Nommée à la direction de l’Europe Francophone, Joëlle Pacteau reçoit la mission de développer et moderniser les activités de Private Banking tout en capitalisant sur le savoir-faire et l’excellence de la Maison qui fête ses 222 ans cette année.

Décideurs. Dans quel contexte s’inscrit votre nomination ?

J. Pacteau. Notre Maison, Lombard Odier, a ouvert le bureau en France il y a dix-sept ans, une présence assez ancienne pour une banque privée suisse. Nous avons également des bureaux en Belgique et au Luxembourg et, pour servir des clients francophones au UK, une équipe dédiée basée à Londres. En fait, si notre présence est visible dans le monde entier, notre Maison a toutefois une stratégie assumée : définir des marchés privilégiés qui sont ceux où l’on peut apporter quelque chose de significatif à nos clients et donc où nous allons, en priorité, investir et recruter pour nous développer. Tous les pays francophones européens sont stratégiques et ce pour plusieurs raisons.

 Tout d’abord, en France comme en Belgique, on assiste à la phase de transmissions des entreprises des baby-boomers. Lorsqu’on évalue les flux qui vont être ainsi créés, on s’aperçoit qu’ils sont très significatifs et pourraient générer pour les banques privées une croissance importante d’actifs à gérer et à transmettre. D’autre part, l’essort de la technologie et du digital multiplie la création de start up, dont certaines sont recherchées par des investisseurs à de magniques valorisations. La France en particulier, la Belgique également, bénéficient de cet écosystème. Là encore, la banque privée est appelée à jouer un rôle.

L’organisation, mise en place depuis trois ans pour l’Europe Francophone Internationale, grâce à l’ajout de compétences et d’excellences, est indispensable pour répondre aux besoins de cette nouvelle clientèle HNWI. Nous sommes convaincus qu’une vision commune pour l’ensemble de ces marchés, qui vivent une même évolution et présentent des synergies, est cruciale pour nos clients de plus en plus mobiles et internationaux.


Comment percevez-vous le marché de la banque privée aujourd’hui en France ?

De nombreuses tendances fortes émergent. C’est un environnement totalement nouveau pour la banque privée. D’une part la digitalisation est devenue un mot d’ordre dans les services rendus aux clients et les attentes des prospects, que ce soit pour le management d’actifs, le reporting ou la communication. D’autre part, on voit grandir l’appétit pour le Private Equity et les actifs réels. La réalité est simple et presque triviale : si l’on souhaite aujourd’hui placer de l’argent afin de réaliser des performances financières, il y a de moins en moins d’options.
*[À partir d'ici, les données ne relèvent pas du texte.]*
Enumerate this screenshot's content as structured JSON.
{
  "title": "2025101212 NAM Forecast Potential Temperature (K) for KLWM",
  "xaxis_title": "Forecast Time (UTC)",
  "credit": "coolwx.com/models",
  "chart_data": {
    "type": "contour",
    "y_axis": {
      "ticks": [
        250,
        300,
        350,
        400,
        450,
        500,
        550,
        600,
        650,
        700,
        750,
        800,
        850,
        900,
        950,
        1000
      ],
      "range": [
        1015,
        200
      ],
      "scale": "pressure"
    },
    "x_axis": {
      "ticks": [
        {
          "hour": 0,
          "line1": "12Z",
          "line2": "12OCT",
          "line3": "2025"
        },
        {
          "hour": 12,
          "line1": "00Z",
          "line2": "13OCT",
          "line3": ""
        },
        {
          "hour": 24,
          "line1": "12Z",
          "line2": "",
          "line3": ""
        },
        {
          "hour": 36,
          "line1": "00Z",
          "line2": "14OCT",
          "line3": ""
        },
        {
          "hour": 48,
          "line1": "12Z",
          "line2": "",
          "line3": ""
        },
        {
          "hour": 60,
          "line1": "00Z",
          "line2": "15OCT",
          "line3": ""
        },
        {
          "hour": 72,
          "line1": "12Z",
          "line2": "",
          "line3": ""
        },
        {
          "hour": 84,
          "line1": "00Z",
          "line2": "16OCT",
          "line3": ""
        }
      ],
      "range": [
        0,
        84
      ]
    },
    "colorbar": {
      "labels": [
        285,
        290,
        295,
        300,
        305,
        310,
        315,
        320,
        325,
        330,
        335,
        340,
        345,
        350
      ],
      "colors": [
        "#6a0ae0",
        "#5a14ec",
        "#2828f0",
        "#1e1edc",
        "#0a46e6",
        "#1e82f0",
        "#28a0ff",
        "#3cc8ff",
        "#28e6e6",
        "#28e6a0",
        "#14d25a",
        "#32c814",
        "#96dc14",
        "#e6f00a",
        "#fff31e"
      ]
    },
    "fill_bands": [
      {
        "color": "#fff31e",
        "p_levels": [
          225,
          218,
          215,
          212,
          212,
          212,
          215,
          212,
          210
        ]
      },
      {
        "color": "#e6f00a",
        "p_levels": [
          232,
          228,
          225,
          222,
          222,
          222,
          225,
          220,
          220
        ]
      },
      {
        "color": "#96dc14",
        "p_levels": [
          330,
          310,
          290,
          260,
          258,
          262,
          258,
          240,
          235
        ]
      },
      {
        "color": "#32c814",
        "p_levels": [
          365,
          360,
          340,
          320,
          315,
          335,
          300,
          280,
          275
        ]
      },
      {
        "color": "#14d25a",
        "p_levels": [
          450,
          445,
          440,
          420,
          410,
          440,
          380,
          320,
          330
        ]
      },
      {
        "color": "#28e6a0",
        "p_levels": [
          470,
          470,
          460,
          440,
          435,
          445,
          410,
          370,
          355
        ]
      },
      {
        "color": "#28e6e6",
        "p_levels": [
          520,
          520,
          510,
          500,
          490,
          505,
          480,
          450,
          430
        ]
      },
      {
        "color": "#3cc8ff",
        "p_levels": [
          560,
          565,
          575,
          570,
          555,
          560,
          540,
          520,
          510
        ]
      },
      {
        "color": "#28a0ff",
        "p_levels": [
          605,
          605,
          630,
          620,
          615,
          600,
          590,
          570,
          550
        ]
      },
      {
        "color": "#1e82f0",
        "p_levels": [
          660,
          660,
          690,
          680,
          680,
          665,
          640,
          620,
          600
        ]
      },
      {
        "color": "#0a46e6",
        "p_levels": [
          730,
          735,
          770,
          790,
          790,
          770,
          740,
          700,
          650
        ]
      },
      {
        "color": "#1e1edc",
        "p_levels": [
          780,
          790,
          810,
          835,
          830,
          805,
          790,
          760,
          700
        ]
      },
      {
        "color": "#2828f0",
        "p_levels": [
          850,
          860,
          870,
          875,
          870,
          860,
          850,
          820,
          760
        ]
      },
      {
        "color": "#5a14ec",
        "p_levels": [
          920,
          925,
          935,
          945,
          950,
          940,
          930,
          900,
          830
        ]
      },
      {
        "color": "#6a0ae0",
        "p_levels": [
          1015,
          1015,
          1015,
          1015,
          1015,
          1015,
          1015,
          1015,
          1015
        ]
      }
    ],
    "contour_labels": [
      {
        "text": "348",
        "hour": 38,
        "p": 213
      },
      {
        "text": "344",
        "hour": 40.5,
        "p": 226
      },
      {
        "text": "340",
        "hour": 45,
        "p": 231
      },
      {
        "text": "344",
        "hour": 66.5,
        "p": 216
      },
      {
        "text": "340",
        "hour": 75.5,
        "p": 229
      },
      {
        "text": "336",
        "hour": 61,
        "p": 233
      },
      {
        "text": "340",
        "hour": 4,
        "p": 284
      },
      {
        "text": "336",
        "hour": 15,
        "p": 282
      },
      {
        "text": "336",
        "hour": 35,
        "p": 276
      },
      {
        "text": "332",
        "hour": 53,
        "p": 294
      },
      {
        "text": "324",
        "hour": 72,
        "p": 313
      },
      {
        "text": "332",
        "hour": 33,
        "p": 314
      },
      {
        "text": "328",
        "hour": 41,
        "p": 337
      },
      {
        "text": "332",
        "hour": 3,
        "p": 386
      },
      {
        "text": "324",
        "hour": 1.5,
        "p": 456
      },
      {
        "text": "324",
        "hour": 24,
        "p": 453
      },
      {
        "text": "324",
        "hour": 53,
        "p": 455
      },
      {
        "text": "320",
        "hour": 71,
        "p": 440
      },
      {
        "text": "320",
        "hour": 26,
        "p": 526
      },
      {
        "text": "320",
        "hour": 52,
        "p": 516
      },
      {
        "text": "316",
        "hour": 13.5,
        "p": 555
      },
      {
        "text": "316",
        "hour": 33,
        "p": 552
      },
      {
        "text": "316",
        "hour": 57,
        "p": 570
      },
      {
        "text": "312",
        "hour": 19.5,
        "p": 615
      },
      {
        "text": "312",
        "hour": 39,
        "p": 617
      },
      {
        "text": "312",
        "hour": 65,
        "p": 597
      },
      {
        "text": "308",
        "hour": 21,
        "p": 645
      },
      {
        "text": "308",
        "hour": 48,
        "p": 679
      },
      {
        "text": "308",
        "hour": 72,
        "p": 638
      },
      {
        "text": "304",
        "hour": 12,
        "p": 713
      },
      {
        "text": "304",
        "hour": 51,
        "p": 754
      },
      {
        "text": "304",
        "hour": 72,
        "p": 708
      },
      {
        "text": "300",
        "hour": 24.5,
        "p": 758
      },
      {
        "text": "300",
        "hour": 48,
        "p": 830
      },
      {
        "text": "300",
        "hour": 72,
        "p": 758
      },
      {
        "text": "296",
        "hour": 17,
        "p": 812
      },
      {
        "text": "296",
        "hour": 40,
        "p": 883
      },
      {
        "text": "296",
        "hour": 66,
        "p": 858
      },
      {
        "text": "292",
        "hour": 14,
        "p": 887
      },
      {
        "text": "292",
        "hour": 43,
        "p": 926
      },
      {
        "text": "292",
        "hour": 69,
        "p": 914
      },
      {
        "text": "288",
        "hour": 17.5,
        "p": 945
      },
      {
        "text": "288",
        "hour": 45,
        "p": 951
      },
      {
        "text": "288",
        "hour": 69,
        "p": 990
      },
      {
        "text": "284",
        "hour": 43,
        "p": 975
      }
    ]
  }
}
Des pans entiers d’actifs sont « relégués » dans notre contexte actuel -et durable- de taux d’intérêts faibles. Dans le même temps, et presque à contre-marché, MIFID 2 induit un souci de sécurité renforcé pour le consommateur, avec en arrière-plan la crainte de voir surgir une crise financière grave. En plus de ces tendances qui se conjuguent pour modifier durablement l’environnement de la banque privée, nous accueillons maintenant de plus en plus de millenials. Dans les prochaines années, la richesse mondiale sera créée et détenue par les moins de vingt-cinq ans plus que jamais auparavant. Cette clientèle bouscule tous les codes traditionnels des banquiers privées. En effet, la plupart d’entre eux n’habitent pas forcément à Paris, ne sont pas propriétaires de leur logement, et n’ont pas de voiture. Ils ont fait fortune grâce à la vente de leur start up et cherchent à savoir comment réinvestir. Un portefeuille modèle ou une gestion discrétionnaire ne leur « parle » pas plus qu’une cravate ou une Mercedes. Le modèle classique de banque privée nest pas une évidence pour eux… Ces changements ne nous effraient pas. Notre philosophie a toujours été de repenser sans cesse le monde qui nous entoure et nous permet de nous adapter rapidement à tous les nouveaux besoins.

Quels sont les enjeux pour cette nouvelle typologie de clientèle ?

Essentiellement le Private Equity et les investissements durables et une gestion patrimoniale globale. Aucun de ces millenials ne veut, bien sûr, perdre l’argent qu’il a gagné, et ils ne se reconnaissent souvent pas -encore - dans un projet philanthropique. Cependant, cette génération se préoccupe de l’avenir du monde et ne veut en auncun cas le dégrader par ses choix de gestion d’actifs. D’où  l’intérêt porté à la finance responsable.
Cette priorité fait partie de l’ADN de Lombard Odier. Les Associés de notre Maison ont toujours porté une grande attention à l’investissement durable  et aux préoccupations sociétales. C’est un élément  distinctif pour lequel nous sommes reconnus. Il caractérise notre vision à long terme et fait le lien entre les générations, notamment dans le cadre d’un business familial.